What the best VCs and entrepreneurs should expect from each other

From an interview with Mark Andreessen:

There’s a whole bunch of theories on how to build tech companies. A key one that we have is that it’s a long-term exercise. There’s nothing short-term about it. There’s nothing transactional about it.

It’s finding the very, very special entrepreneurs and business builders. It’s backing them to the hilt, and it’s backing them through very difficult times. Every new company goes through tremendous challenges. Ask any entrepreneur in the Valley how their company’s going. “Oh, it’s going great. Everything’s fine.” But internally they’re always about to throw up. Because there’s always something going wrong. Some key employee is about to quit, or some new competitor has popped up, or some product has slipped, or some customer is suing you, or some crazy thing is happening. There’s nothing easy about building a business.

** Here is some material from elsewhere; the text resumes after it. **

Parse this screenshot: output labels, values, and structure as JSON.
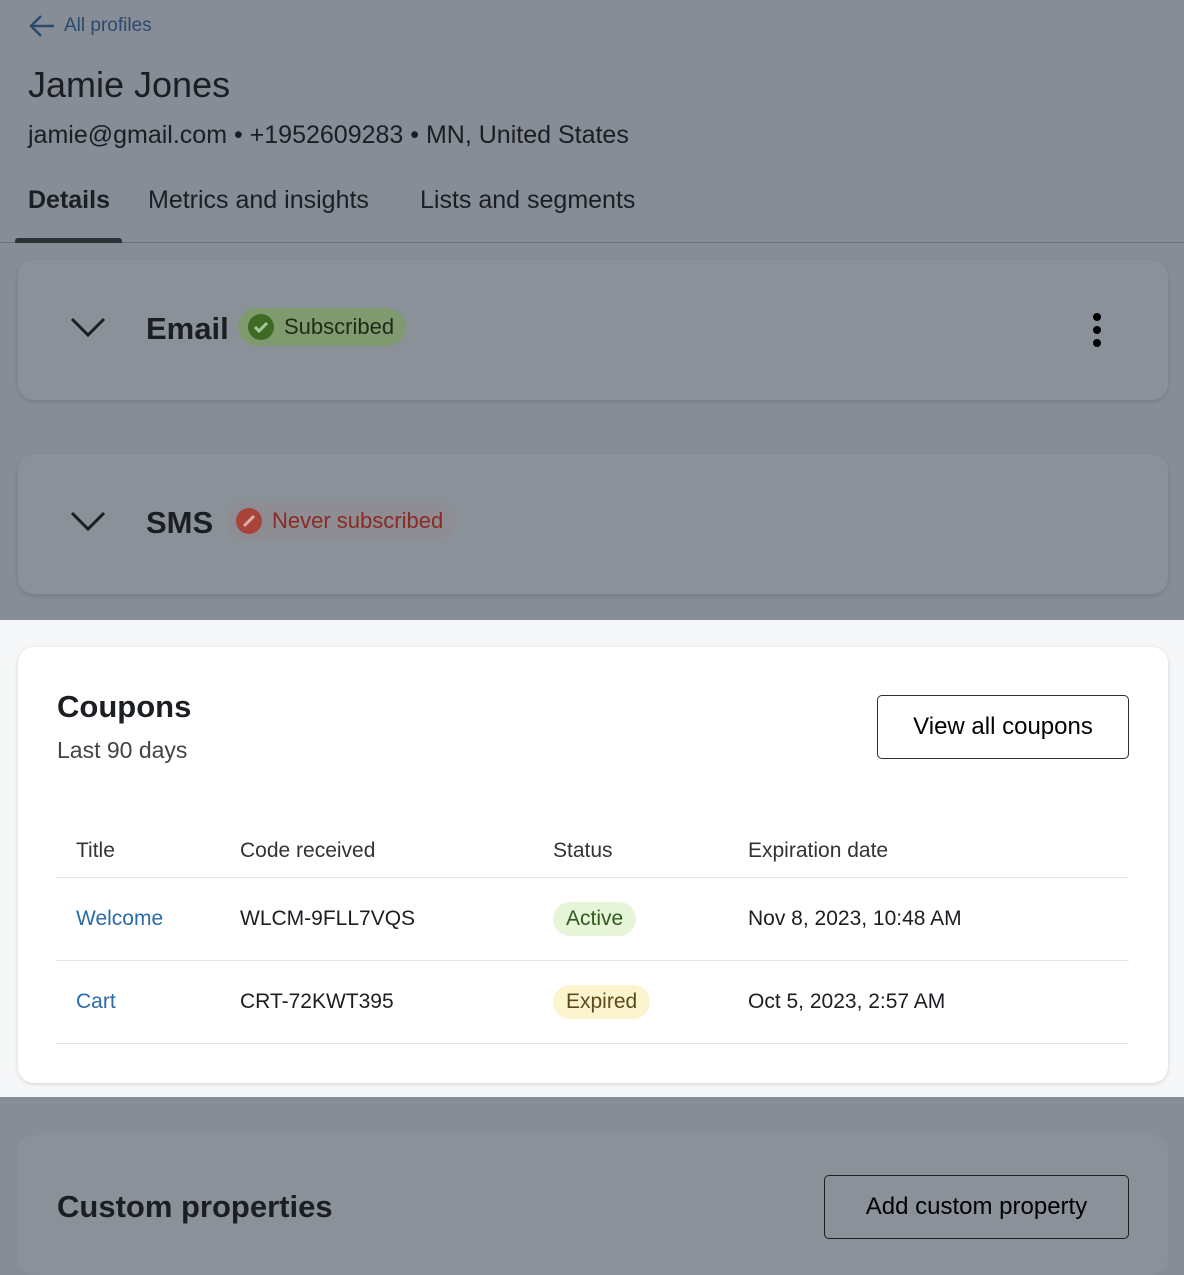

And then you have to have a long time horizon. The great franchises get built over 10, 15, and 20 years. And the really great franchises like Hewlett-Packard, IBM, Intel, Cisco, and Oracle get built over 40 or 50 years. We just look at the history of the industry, and the companies that have had all the impact are the ones that had this kind of orientation. They had a founder, typically the founder running the company for decades, typically a real commitment to innovation, to R&D, which requires a very long time horizon. And they either had supportive investors, or they figured out how to force the nonsupportive ones out. And so we think there is a model for how to do this.

…One of the things we try really hard to do is only back founders who have a long-term mentality. If they come in and have a slide that says, “Exit strategy, M&A,” whatever, we don’t invest.